Game, set, match, Ms. Stefanik.
And back to teaching Constitutional Law for Professor Magill. [Advice to Jewish and/or Israeli graduate students planning to take the course: Don’t!]
But consider the ridiculous wonderland in which those university presidents live. They would be similarly unable to answer definitively the following questions that would have been elementary for any high school student before 1980:
Should merit be rewarded?
Is achievement to be respected?
Is it wrong to discriminate on the basis of race?
Are women people who are born with vaginas?
Are men people who are born with vaginas?
Is everyone entitled to the same reward irrespective of how well they perform or how hard they work?
Is grammar racist?
Is mathematics racist?
Are Israelis entitled to defend themselves?
Should the number of Asians admitted to a school be limited so other, less qualified students may attend?
Is shoplifting wrong?
Did the American colonies separate from England in order to preserve slavery?
Should criminal behavior be punished?
Excepting the NBA, should organizations be required to have their employees mirror the racial composition of the society, irrespective of qualifications?
“It is a context-dependent decision, congresswoman.”
And that is why forcing poor Ms. Magill from office is a sad, if appropriate, exercise in futility. She is the product of a broken system. As long as the Diversity, Equity and Inclusion (see the title of this essay) cult rules the education system, and critical race theory haunts society, we will continue to regress as a civilization.

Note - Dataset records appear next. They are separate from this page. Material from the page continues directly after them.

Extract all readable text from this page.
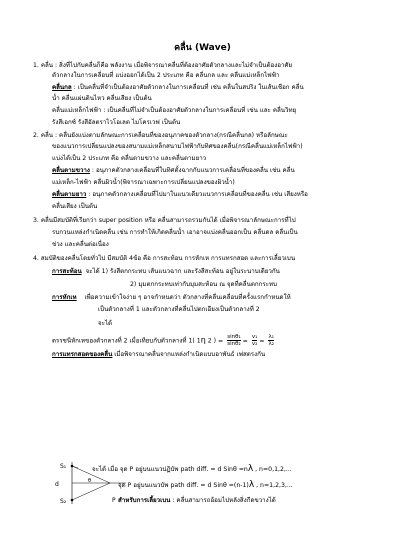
คลื่น (Wave)
1. คลื่น : สิ่งที่ไปกับคลื่นก็คือ พลังงาน เมื่อพิจารณาคลื่นที่ต้องอาศัยตัวกลางและไม่จำเป็นต้องอาศัย
ตัวกลางในการเคลื่อนที่ แบ่งออกได้เป็น 2 ประเภท คือ คลื่นกล และ คลื่นแม่เหล็กไฟฟ้า
คลื่นกล : เป็นคลื่นที่จำเป็นต้องอาศัยตัวกลางในการเคลื่อนที่ เช่น คลื่นในสปริง ในเส้นเชือก คลื่น
น้ำ คลื่นแผ่นดินไหว คลื่นเสียง เป็นต้น
คลื่นแม่เหล็กไฟฟ้า : เป็นคลื่นที่ไม่จำเป็นต้องอาศัยตัวกลางในการเคลื่อนที่ เช่น และ คลื่นวิทยุ
รังสีเอกซ์ รังสีอัลตราไวโอเลต ไมโครเวฟ เป็นต้น
2. คลื่น : คลื่นยังแบ่งตามลักษณะการเคลื่อนที่ของอนุภาคของตัวกลาง(กรณีคลื่นกล) หรือลักษณะ
ของแนวการเปลี่ยนแปลงของสนามแม่เหล็กสนามไฟฟ้ากับทิศของคลื่น(กรณีคลื่นแม่เหล็กไฟฟ้า)
แบ่งได้เป็น 2 ประเภท คือ คลื่นตามขวาง และคลื่นตามยาว
คลื่นตามขวาง : อนุภาคตัวกลางเคลื่อนที่ในทิศตั้งฉากกับแนวการเคลื่อนที่ของคลื่น เช่น คลื่น
แม่เหล็ก-ไฟฟ้า คลื่นผิวน้ำ(พิจารณาเฉพาะการเปลี่ยนแปลงของผิวน้ำ)
คลื่นตามยาว : อนุภาคตัวกลางเคลื่อนที่ไปมาในแนวเดียวแนวการเคลื่อนที่ของคลื่น เช่น เสียงหรือ
คลื่นเสียง เป็นต้น
3. คลื่นมีสมบัติที่เรียกว่า super position หรือ คลื่นสามารถรวมกันได้ เมื่อพิจารณาลักษณะการที่ไป
รบกวนแหล่งกำเนิดคลื่น เช่น การทำให้เกิดคลื่นน้ำ เอาอาจแบ่งคลื่นออกเป็น คลื่นดล คลื่นเป็น
ช่วง และคลื่นต่อเนื่อง
4. สมบัติของคลื่นโดยทั่วไป มีสมบัติ 4ข้อ คือ การสะท้อน การหักเห การแทรกสอด และการเลี้ยวเบน
การสะท้อน จะได้ 1) รังสีตกกระทบ เส้นแนวฉาก และรังสีสะท้อน อยู่ในระนาบเดียวกัน
2) มุมตกกระทบเท่ากับมุมสะท้อน ณ จุดที่คลื่นตกกระทบ
การหักเห เพื่อความเข้าใจง่าย ๆ อาจกำหนดว่า ตัวกลางที่คลื่นเคลื่อนที่ครั้งแรกกำหนดให้
เป็นตัวกลางที่ 1 และตัวกลางที่คลื่นไปตกเอียงเป็นตัวกลางที่ 2
จะได้
ดรรชนีหักเหของตัวกลางที่ 2 เมื่อเทียบกับตัวกลางที่ 1( 1η 2 ) = $\frac{\text{sinθ₁}}{\text{sinθ₂}} = \frac{\text{v₁}}{\text{v₂}} = \frac{\text{λ₁}}{\text{λ₂}}$
การแทรกสอดของคลื่น เมื่อพิจารณาคลื่นจากแหล่งกำเนิดแบบอาพันธ์ เฟสตรงกัน
S₁
S₂
d	θ
P
จะได้ เมื่อ จุด P อยู่บนแนวปฏิบัพ path diff. = d Sinθ =nλ , n=0,1,2,...
จุด P อยู่บนแนวบัพ path diff. = d Sinθ =(n-1)λ , n=1,2,3,...
สำหรับการเลี้ยวเบน : คลื่นสามารถอ้อมไปหลังสิ่งกีดขวางได้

If there were any justice and common sense, the funds that are being withheld by outraged donors from Harvard, Columbia, Penn, Cornell, and other such compromised institutions, should be directed toward a jurisdiction-by-jurisdiction study of lawful ways to do away with DEI and CRT.
Perhaps this should be a job with which Ms. Magill is tasked. It would be an appropriate penance.
End the programs, fire the administrators, abolish the litmus tests for faculty, break the teachers union, reform the curriculum, open intellectual debate, and rebuild the educational system. Utilize the federal and state legislatures, school boards, Boards of Regents, Boards of Directors, PTAs. Visas for foreign students who vandalize campuses or engage in antisocial behavior should be terminated. Students who break the law should be suspended or expelled.
The answer is not to combat anti-Semitism by bringing Jews under the umbrella protecting other at-risk identities. In the current hierarchy of the academy, anti-racism will always reign supreme, followed by transgenderism and pronoun abuse. Even if anti-Semitism makes it into the canon, it will be a poor cousin. But the whole system is corrupt. The answer is to throw away the umbrella entirely and bring back sanity. Weed out the provocateurs and charlatans (looking at you, Nikole Hannah-Jones and Ibram X. Kendi). Get back to basics. Bring back standards. Anyone with an ounce of common sense who looks at the curriculum and policies governing our education system can see where ideological extremism has overpowered morality, ethics, decency, and logic. We know where to go simply by looking at where we have been before the standards eroded.
Americans are decent people. They want to be just and fair. They deserve better.